If Delhi is the capital of India, then metro is the soul of Delhi. Delhi metro is a mini India in itself where you encounter people of all varieties. We simply can’t ignore them and we absolutely love to hate them. So, here is a list of people you get to see while travelling in Delhi metro-
THE SMELLY LOT
As soon as they enter the couch, they spread their fragrance everywhere. It appears as if they have bathed in sweat. Okay, sweating is natural, but you don’t have to stand with your hands up so that everyone can enjoy your lovely stinking underarms.
THE PHONE STALKERS
They peep in your phone until infinity. They are a step ahead of our mothers in stalking. Yes, of course, you need something to pass our time while travelling but duh, spare me and my phone.
THE SUN-GLASS GUY
He does not care if it’s summers or not and doesn’t bother about the fact that he is indoor. He has his own swag. After all he has to protect his ever so charming eyes.

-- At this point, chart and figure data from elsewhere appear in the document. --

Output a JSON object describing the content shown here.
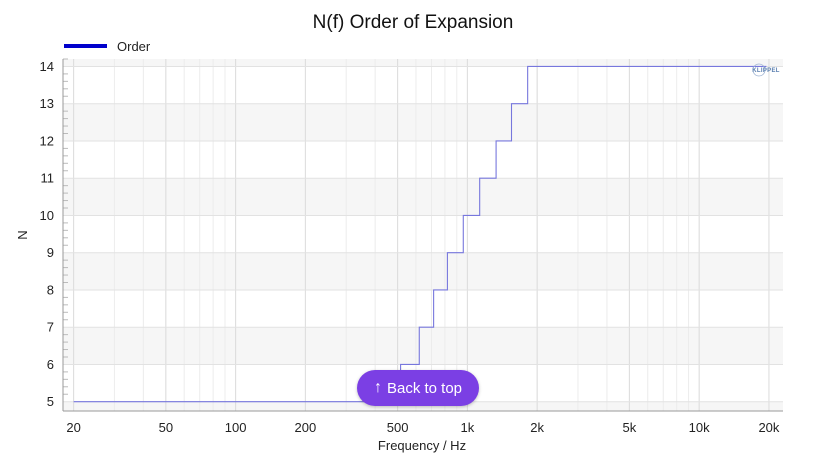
{
  "chart_data": {
    "type": "line",
    "title": "N(f) Order of Expansion",
    "xlabel": "Frequency / Hz",
    "ylabel": "N",
    "xscale": "log",
    "xlim": [
      18,
      23000
    ],
    "ylim": [
      4.75,
      14.2
    ],
    "x_ticks": [
      20,
      50,
      100,
      200,
      500,
      1000,
      2000,
      5000,
      10000,
      20000
    ],
    "x_tick_labels": [
      "20",
      "50",
      "100",
      "200",
      "500",
      "1k",
      "2k",
      "5k",
      "10k",
      "20k"
    ],
    "y_ticks": [
      5,
      6,
      7,
      8,
      9,
      10,
      11,
      12,
      13,
      14
    ],
    "grid": true,
    "legend_position": "top-left",
    "series": [
      {
        "name": "Order",
        "color": "#0000cc",
        "line_color": "#7777dd",
        "step": true,
        "points": [
          [
            20,
            5
          ],
          [
            515,
            5
          ],
          [
            515,
            6
          ],
          [
            620,
            6
          ],
          [
            620,
            7
          ],
          [
            715,
            7
          ],
          [
            715,
            8
          ],
          [
            820,
            8
          ],
          [
            820,
            9
          ],
          [
            960,
            9
          ],
          [
            960,
            10
          ],
          [
            1130,
            10
          ],
          [
            1130,
            11
          ],
          [
            1330,
            11
          ],
          [
            1330,
            12
          ],
          [
            1550,
            12
          ],
          [
            1550,
            13
          ],
          [
            1820,
            13
          ],
          [
            1820,
            14
          ],
          [
            19500,
            14
          ]
        ]
      }
    ]
  },
  "logo": {
    "text": "KLIPPEL"
  },
  "back_to_top": {
    "label": "Back to top",
    "icon": "arrow-up-icon"
  }
}
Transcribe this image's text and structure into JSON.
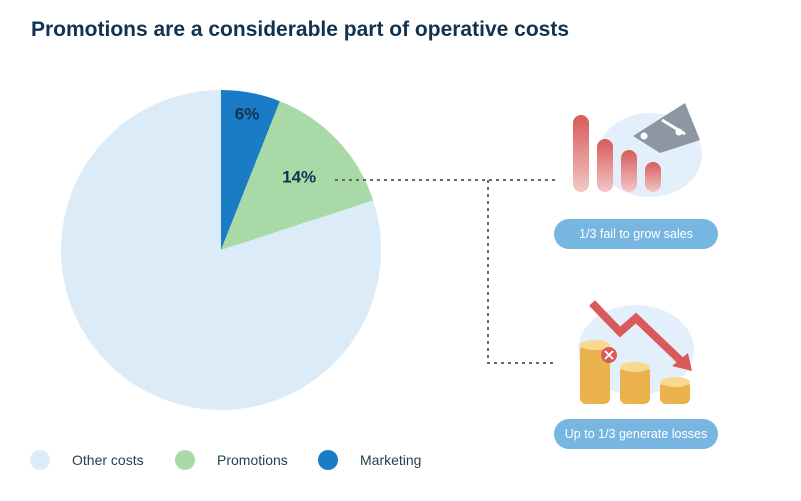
{
  "chart_data": {
    "type": "pie",
    "title": "Promotions are a considerable part of operative costs",
    "slices": [
      {
        "label": "Marketing",
        "value": 6,
        "data_label": "6%",
        "color": "#1a7cc4",
        "label_color": "#ffffff"
      },
      {
        "label": "Promotions",
        "value": 14,
        "data_label": "14%",
        "color": "#a8d9a6",
        "label_color": "#12324f"
      },
      {
        "label": "Other costs",
        "value": 80,
        "data_label": "",
        "color": "#dcebf8",
        "label_color": "#12324f"
      }
    ],
    "legend_order": [
      "Other costs",
      "Promotions",
      "Marketing"
    ],
    "legend_placement": "bottom-left"
  },
  "callouts": [
    {
      "text": "1/3 fail to grow sales",
      "icon": "declining-bars-with-price-tag-icon"
    },
    {
      "text": "Up to 1/3 generate losses",
      "icon": "coins-with-down-arrow-icon"
    }
  ]
}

‘Thoda thoda shift ho jao please’ Jugaad is in the blood of Indians. These people (mostly girls) will ask you to shift and will adjust in the smallest spaces ever.
They will speak at their highest pitch and will leave you with a headache. Plus, all their phone calls will come while they are travelling. But congratulations, in an hour’s journey you will get to know their entire family story.
THE BOOK WORMS
They love books. They love reading. And they love Chetan Bhagat. They’ll not care if anyone stomp on their feet or even if they miss their station because they have to complete the entire book today itself.
THE LOVE BIRDS
They will stand so close that they appear to be one person instead of two. Like they have to show all their love while travelling only. They don’t feel embarrassed but they will make you embarrass thinking, ‘Go get a room guys!’
THE HEAVY LUGGAGE LOT
There is barely any space for people to stand but this intelligent lot brings the heaviest luggage with them. But they have an advantage you see, they sit on their luggage and travel comfortably.
I absolutely loved kids but not now. They will cry during the entire journey and irritate the hell out of you.